In my opinion, the City should do more to reach out to the developer and tech communities in and around Baltimore. They are your best possible allies for making Open Baltimore a success.

I look forward to seeing the Open Baltimore initiative become successful in the long term, and I hope that this advice (from one interested outsider) can help make a difference.

B’more Open: Is Baltimore the new San Francisco?

Baltimore Mayor Stephanie Rawlings-Blake signs executive order creating the city's first open data initiative.

Baltimore Mayor Stephanie Rawlings-Blake signs executive order creating the city's first open data initiative.

From open data to open source procurement policy to open311, San Francisco has led the open government way, but with the recent departures of former mayor Gavin Newsom (now California lieutenant governor) and former chief information officer Chris Vein, it looks as if Baltimore is on its way to becoming the new San Francisco.

Baltimore Mayor Stephanie Rawlings-Blake and new Chief Information Officer Rico Singleton recently announced the city’s first open data initiative, OpenBaltimore (powered by Socrata), to “increase transparency and improve the level of trust between the people and their government.”

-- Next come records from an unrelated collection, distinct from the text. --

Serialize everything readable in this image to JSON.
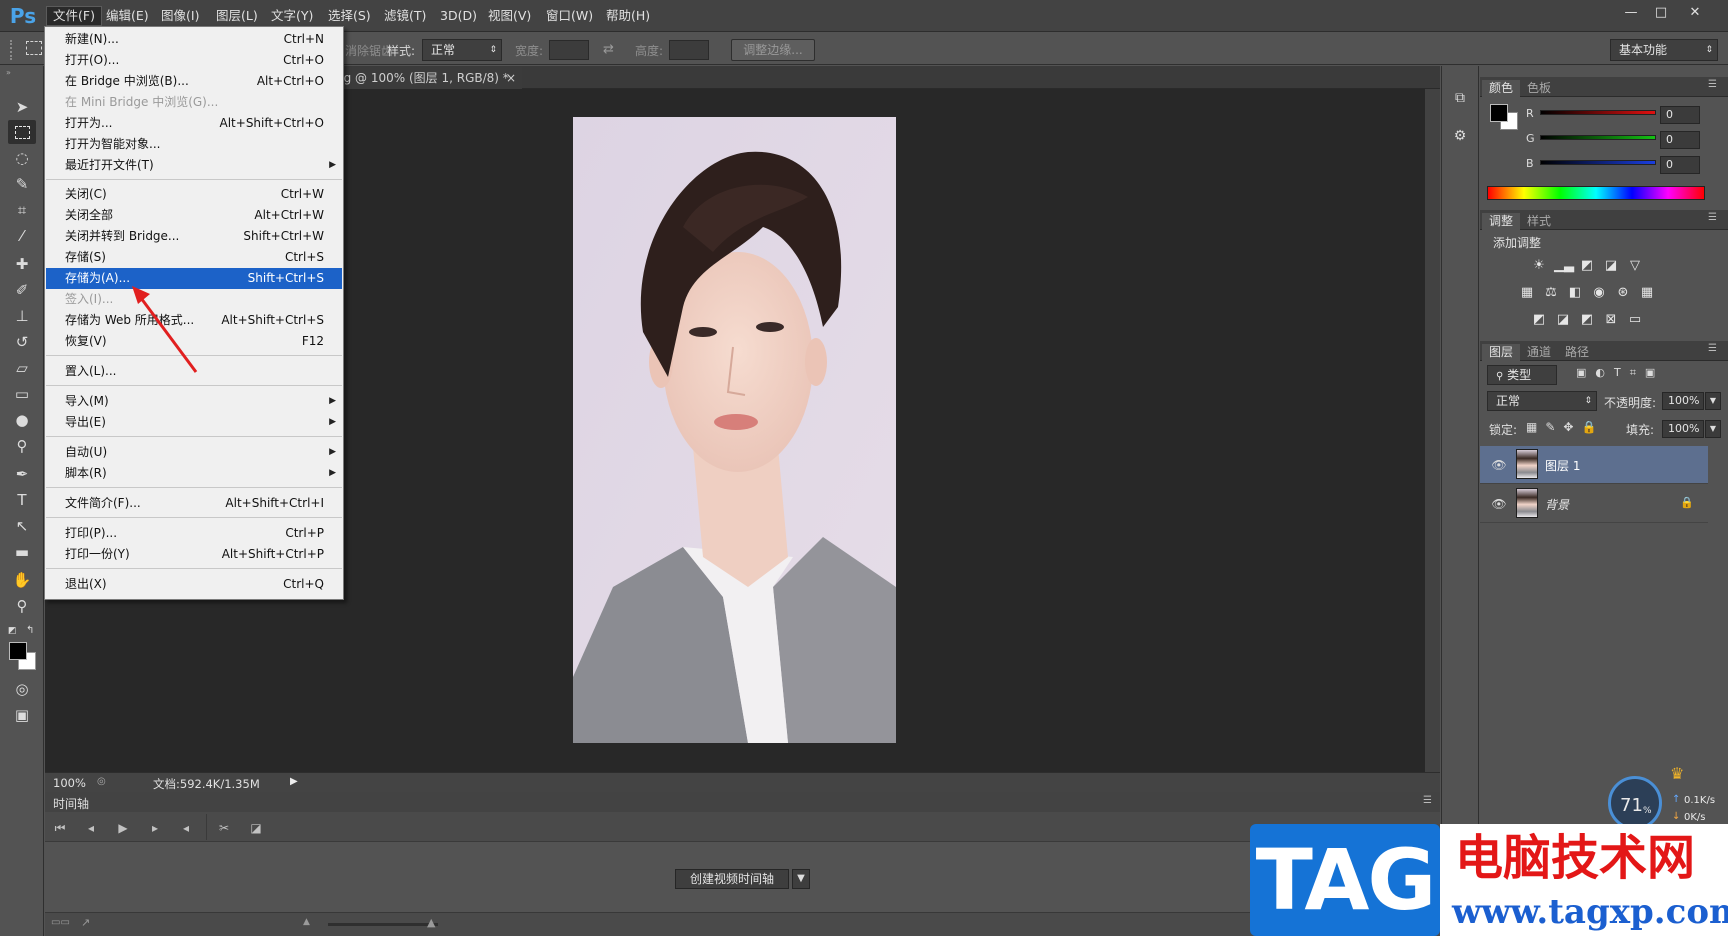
{
  "app": {
    "logo": "Ps"
  },
  "menubar": {
    "items": [
      "文件(F)",
      "编辑(E)",
      "图像(I)",
      "图层(L)",
      "文字(Y)",
      "选择(S)",
      "滤镜(T)",
      "3D(D)",
      "视图(V)",
      "窗口(W)",
      "帮助(H)"
    ],
    "window_controls": [
      "—",
      "□",
      "✕"
    ]
  },
  "optionsbar": {
    "feather_partial": "消除锯齿",
    "style_label": "样式:",
    "style_value": "正常",
    "width_label": "宽度:",
    "height_label": "高度:",
    "refine_edge": "调整边缘...",
    "workspace": "基本功能"
  },
  "document": {
    "tab_title": "ng @ 100% (图层 1, RGB/8) *",
    "tab_close": "×",
    "zoom": "100%",
    "doc_info": "文档:592.4K/1.35M"
  },
  "file_menu": {
    "items": [
      {
        "label": "新建(N)...",
        "shortcut": "Ctrl+N"
      },
      {
        "label": "打开(O)...",
        "shortcut": "Ctrl+O"
      },
      {
        "label": "在 Bridge 中浏览(B)...",
        "shortcut": "Alt+Ctrl+O"
      },
      {
        "label": "在 Mini Bridge 中浏览(G)...",
        "shortcut": ""
      },
      {
        "label": "打开为...",
        "shortcut": "Alt+Shift+Ctrl+O"
      },
      {
        "label": "打开为智能对象...",
        "shortcut": ""
      },
      {
        "label": "最近打开文件(T)",
        "shortcut": ""
      },
      {
        "label": "关闭(C)",
        "shortcut": "Ctrl+W"
      },
      {
        "label": "关闭全部",
        "shortcut": "Alt+Ctrl+W"
      },
      {
        "label": "关闭并转到 Bridge...",
        "shortcut": "Shift+Ctrl+W"
      },
      {
        "label": "存储(S)",
        "shortcut": "Ctrl+S"
      },
      {
        "label": "存储为(A)...",
        "shortcut": "Shift+Ctrl+S"
      },
      {
        "label": "签入(I)...",
        "shortcut": ""
      },
      {
        "label": "存储为 Web 所用格式...",
        "shortcut": "Alt+Shift+Ctrl+S"
      },
      {
        "label": "恢复(V)",
        "shortcut": "F12"
      },
      {
        "label": "置入(L)...",
        "shortcut": ""
      },
      {
        "label": "导入(M)",
        "shortcut": ""
      },
      {
        "label": "导出(E)",
        "shortcut": ""
      },
      {
        "label": "自动(U)",
        "shortcut": ""
      },
      {
        "label": "脚本(R)",
        "shortcut": ""
      },
      {
        "label": "文件简介(F)...",
        "shortcut": "Alt+Shift+Ctrl+I"
      },
      {
        "label": "打印(P)...",
        "shortcut": "Ctrl+P"
      },
      {
        "label": "打印一份(Y)",
        "shortcut": "Alt+Shift+Ctrl+P"
      },
      {
        "label": "退出(X)",
        "shortcut": "Ctrl+Q"
      }
    ],
    "highlighted": "存储为(A)..."
  },
  "color_panel": {
    "tabs": [
      "颜色",
      "色板"
    ],
    "channels": [
      {
        "label": "R",
        "value": "0"
      },
      {
        "label": "G",
        "value": "0"
      },
      {
        "label": "B",
        "value": "0"
      }
    ],
    "colors": {
      "r": "#e01010",
      "g": "#14c214",
      "b": "#1a3ee0"
    }
  },
  "adjust_panel": {
    "tabs": [
      "调整",
      "样式"
    ],
    "title": "添加调整"
  },
  "layers_panel": {
    "tabs": [
      "图层",
      "通道",
      "路径"
    ],
    "filter": "类型",
    "blend_mode": "正常",
    "opacity_label": "不透明度:",
    "opacity_value": "100%",
    "lock_label": "锁定:",
    "fill_label": "填充:",
    "fill_value": "100%",
    "layers": [
      {
        "name": "图层 1",
        "selected": true
      },
      {
        "name": "背景",
        "selected": false
      }
    ]
  },
  "timeline": {
    "title": "时间轴",
    "create_button": "创建视频时间轴"
  },
  "network": {
    "percent": "71",
    "percent_unit": "%",
    "up": "0.1K/s",
    "down": "0K/s"
  },
  "watermark": {
    "tag": "TAG",
    "site_name": "电脑技术网",
    "url": "www.tagxp.com"
  }
}
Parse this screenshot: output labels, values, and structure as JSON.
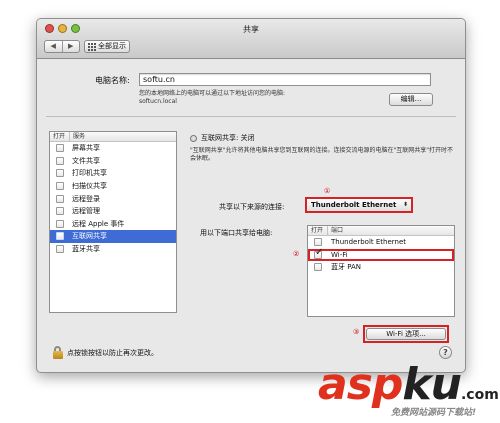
{
  "window": {
    "title": "共享"
  },
  "toolbar": {
    "back_icon": "◀",
    "forward_icon": "▶",
    "show_all_label": "全部显示"
  },
  "computer_name": {
    "label": "电脑名称:",
    "value": "softu.cn",
    "description": "您的本地网络上的电脑可以通过以下地址访问您的电脑:",
    "local_address": "softucn.local",
    "edit_button": "编辑..."
  },
  "services": {
    "header_on": "打开",
    "header_service": "服务",
    "items": [
      {
        "label": "屏幕共享",
        "checked": false,
        "selected": false
      },
      {
        "label": "文件共享",
        "checked": false,
        "selected": false
      },
      {
        "label": "打印机共享",
        "checked": false,
        "selected": false
      },
      {
        "label": "扫描仪共享",
        "checked": false,
        "selected": false
      },
      {
        "label": "远程登录",
        "checked": false,
        "selected": false
      },
      {
        "label": "远程管理",
        "checked": false,
        "selected": false
      },
      {
        "label": "远程 Apple 事件",
        "checked": false,
        "selected": false
      },
      {
        "label": "互联网共享",
        "checked": false,
        "selected": true
      },
      {
        "label": "蓝牙共享",
        "checked": false,
        "selected": false
      }
    ]
  },
  "internet_sharing": {
    "status": "互联网共享: 关闭",
    "description": "\"互联网共享\"允许将其他电脑共享您到互联网的连接。连接交流电源的电脑在\"互联网共享\"打开时不会休眠。",
    "share_from_label": "共享以下来源的连接:",
    "share_from_value": "Thunderbolt Ethernet",
    "share_to_label": "用以下端口共享给电脑:",
    "ports_header_on": "打开",
    "ports_header_port": "端口",
    "ports": [
      {
        "label": "Thunderbolt Ethernet",
        "checked": false
      },
      {
        "label": "Wi-Fi",
        "checked": true
      },
      {
        "label": "蓝牙 PAN",
        "checked": false
      }
    ],
    "wifi_options_button": "Wi-Fi 选项..."
  },
  "annotations": {
    "step1": "①",
    "step2": "②",
    "step3": "③"
  },
  "footer": {
    "lock_text": "点按锁按钮以防止再次更改。",
    "help": "?"
  },
  "watermark": {
    "asp": "asp",
    "ku": "ku",
    "dotcom": ".com",
    "sub": "免费网站源码下载站!"
  },
  "colors": {
    "selection": "#3f6cd4",
    "annotation": "#d62222",
    "watermark_red": "#e0301e"
  }
}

On the heels of this announcement, the Baltimore Sun reports Baltimore city council members have proposed drafting a panel of residents to choose candidates for empty seats, giving citizens a direct role in the city’s democratic process.

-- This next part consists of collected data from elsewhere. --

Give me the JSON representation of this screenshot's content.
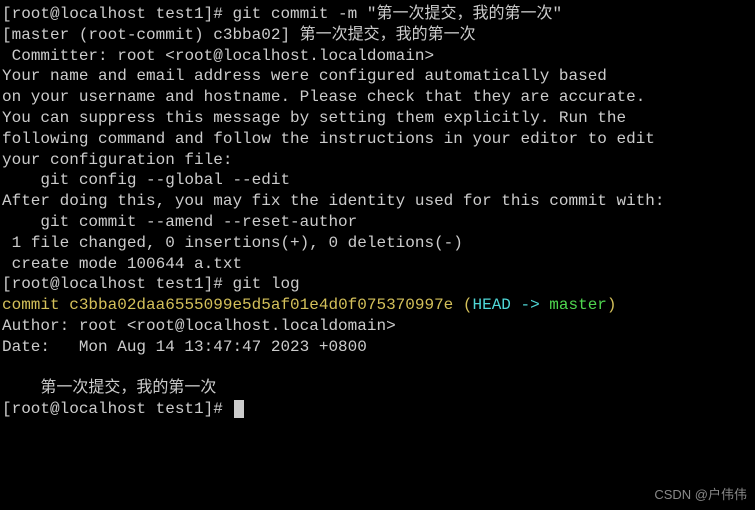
{
  "prompt1": "[root@localhost test1]# ",
  "cmd1": "git commit -m \"第一次提交，我的第一次\"",
  "out1": "[master (root-commit) c3bba02] 第一次提交，我的第一次",
  "out2": " Committer: root <root@localhost.localdomain>",
  "out3": "Your name and email address were configured automatically based",
  "out4": "on your username and hostname. Please check that they are accurate.",
  "out5": "You can suppress this message by setting them explicitly. Run the",
  "out6": "following command and follow the instructions in your editor to edit",
  "out7": "your configuration file:",
  "out8": "",
  "out9": "    git config --global --edit",
  "out10": "",
  "out11": "After doing this, you may fix the identity used for this commit with:",
  "out12": "",
  "out13": "    git commit --amend --reset-author",
  "out14": "",
  "out15": " 1 file changed, 0 insertions(+), 0 deletions(-)",
  "out16": " create mode 100644 a.txt",
  "prompt2": "[root@localhost test1]# ",
  "cmd2": "git log",
  "commit_label": "commit ",
  "commit_hash": "c3bba02daa6555099e5d5af01e4d0f075370997e",
  "head_open": " (",
  "head_label": "HEAD -> ",
  "branch": "master",
  "head_close": ")",
  "author": "Author: root <root@localhost.localdomain>",
  "date": "Date:   Mon Aug 14 13:47:47 2023 +0800",
  "commit_msg": "    第一次提交，我的第一次",
  "prompt3": "[root@localhost test1]# ",
  "watermark": "CSDN @户伟伟"
}
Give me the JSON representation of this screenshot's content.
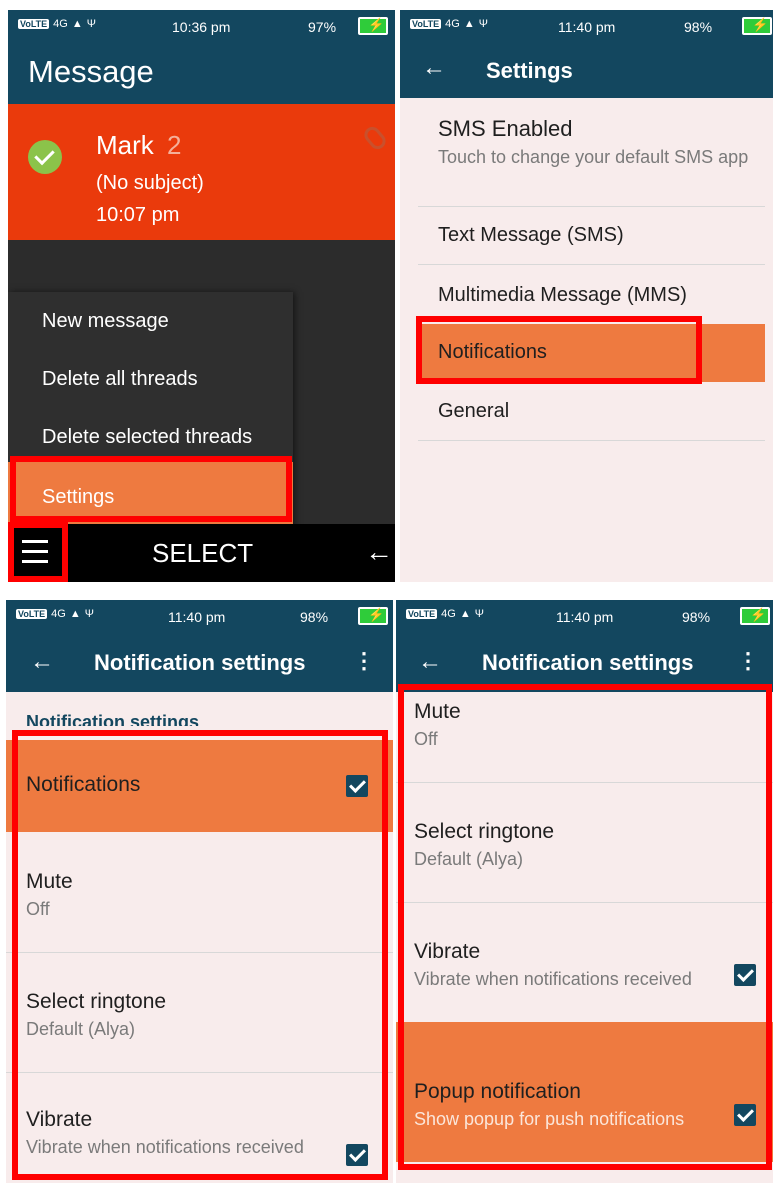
{
  "colors": {
    "primary": "#13475f",
    "highlight": "#ee7a40",
    "thread": "#ea3a0c",
    "annotation": "#ff0000",
    "settings_bg": "#f8ecec"
  },
  "panel1": {
    "status": {
      "volte": "VoLTE",
      "network": "4G",
      "time": "10:36 pm",
      "battery": "97%"
    },
    "title": "Message",
    "thread": {
      "name": "Mark",
      "count": "2",
      "subject": "(No subject)",
      "time": "10:07 pm"
    },
    "menu": [
      "New message",
      "Delete all threads",
      "Delete selected threads",
      "Settings"
    ],
    "bottom": {
      "center": "SELECT"
    }
  },
  "panel2": {
    "status": {
      "volte": "VoLTE",
      "network": "4G",
      "time": "11:40 pm",
      "battery": "98%"
    },
    "title": "Settings",
    "items": [
      {
        "title": "SMS Enabled",
        "subtitle": "Touch to change your default SMS app"
      },
      {
        "title": "Text Message (SMS)"
      },
      {
        "title": "Multimedia Message (MMS)"
      },
      {
        "title": "Notifications"
      },
      {
        "title": "General"
      }
    ]
  },
  "panel3": {
    "status": {
      "volte": "VoLTE",
      "network": "4G",
      "time": "11:40 pm",
      "battery": "98%"
    },
    "title": "Notification settings",
    "section": "Notification settings",
    "items": [
      {
        "title": "Notifications",
        "checked": true
      },
      {
        "title": "Mute",
        "subtitle": "Off"
      },
      {
        "title": "Select ringtone",
        "subtitle": "Default (Alya)"
      },
      {
        "title": "Vibrate",
        "subtitle": "Vibrate when notifications received",
        "checked": true
      }
    ]
  },
  "panel4": {
    "status": {
      "volte": "VoLTE",
      "network": "4G",
      "time": "11:40 pm",
      "battery": "98%"
    },
    "title": "Notification settings",
    "items": [
      {
        "title": "Mute",
        "subtitle": "Off"
      },
      {
        "title": "Select ringtone",
        "subtitle": "Default (Alya)"
      },
      {
        "title": "Vibrate",
        "subtitle": "Vibrate when notifications received",
        "checked": true
      },
      {
        "title": "Popup notification",
        "subtitle": "Show popup for push notifications",
        "checked": true
      }
    ]
  }
}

Rawlings-Blake is even starting to sound like an open government mayor:

“With OpenBaltimore, the city government will begin sharing data with the public in an unprecedented way,” said Mayor Rawlings-Blake. “Innovative and creative people will now be able to collaborate with government, and hopefully find ways to improve service delivery and save money for taxpayers.”

Video of Rawlings-Blake announcing and signing the executive order creating Baltimore’s open data initiative:

While these aren’t ground-breaking initiatives, it shows potential for a city that doesn’t normally get recognized for innovation and technology. This is a great first step.

Let’s hope B’more’s new open government motto is ‘B’more Open.’

Side note: Mayor Rawlings-Blake, if you’re reading, get Baltimore to Code for America.